Ciertamente, tampoco se puede exigir países como los mencionados niveles de alerta y de prevención como los que ostentan países como los Estados Unidos o Japón, ya que las diferencias económicas son más que evidentes y, por ende, las posibilidades de implementar estos mecanismos. Sin embargo, nada obsta a que en estos países se lleve a cabo un verdadero y eficiente control de las edificaciones para que cumplan un mínimo de la normativa antisísmica ya existente, para que la inspección de las construcciones actúe con eficiencia y se implementen sistemas de emergencia organizados que minimicen el impacto de un terremoto de gran magnitud como el de 8,8º acaecido en Chile hace unos días.
Sin embargo, y a pesar de la desidia de las autoridades de estos países, Chile no es comparable a países como Haití o los situados en el sudeste asiático, en el otro extremo del “Círculo de Fuego”, países generalmente desestructurados socialmente, con unos órganos de gobierno ausentes en este tipo de catástrofes y en los que ha de ser la población afectada la que se las arregle por si misma para obtener las ayudas procedentes de la solidaridad internacional.

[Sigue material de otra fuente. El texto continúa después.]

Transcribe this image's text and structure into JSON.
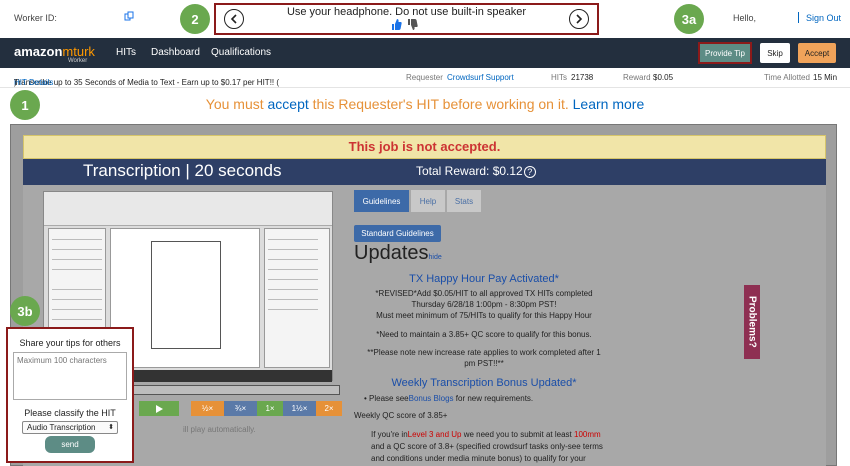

Efectivamente, Chile está demostrando una estructura como país, tanto a nivel cívico como a nivel administrativo y político, a pesar de las deficiencias que hemos criticado, una estructura que le permitirá superar rápidamente las consecuencias del terremoto, tal y como lo está haciendo en los últimos días, ya que se está restableciendo la casi totalidad de las comunicaciones y de las redes eléctricas, a lo que se une el hecho de que las instituciones políticas del país han asumido el lugar que les corresponde tomando el timón de la nave, tanto la Administración saliente de Michel Bachelet como la entrante Sebastián Piñera, para la reconstrucción de las zonas afectadas, si bien, lo más importante es el compromiso de todos por mejorar el sistema de prevención y de alerta temprana para tsunamis con el fin de que no vuelvan a repetirse situaciones tan trágicas como la de la Isla de Juan Fernández, ya que la mayoría de las víctimas del terremoto del 27 de febrero no se produjeron como consecuencia directa e inmediata del seísmo, sino como consecuencia del tsunami posterior que no fue avisado por las autoridades pertinentes en un claro ejemplo de descoordinación que, lamentablemente, costó numerosas vidas.
Este terremoto de Chile debería servir como ejemplo a otros países de la zona especialmente sensibles sísmicamente, sobre todo al vecino Perú, países que se ubican al borde de la Placa de Nazca, una de las más activas de la zona, ya que se hunden a gran velocidad geológica, y cuyas tensiones cuando se liberan provocan efectos devastadores, efectos que, seguro, en un futuro, volverán a producirse, ya que, a pesar de que sea imposible predecir la fecha concreta de un terremoto, sí se puede indicar, sin lugar a error alguno, dónde se producirá un terremoto de gran magnitud, el próximo gran terremoto, siendo alguno de los países situados en el llamado “Círculo de Fuego” el que se verá afectado con total seguridad.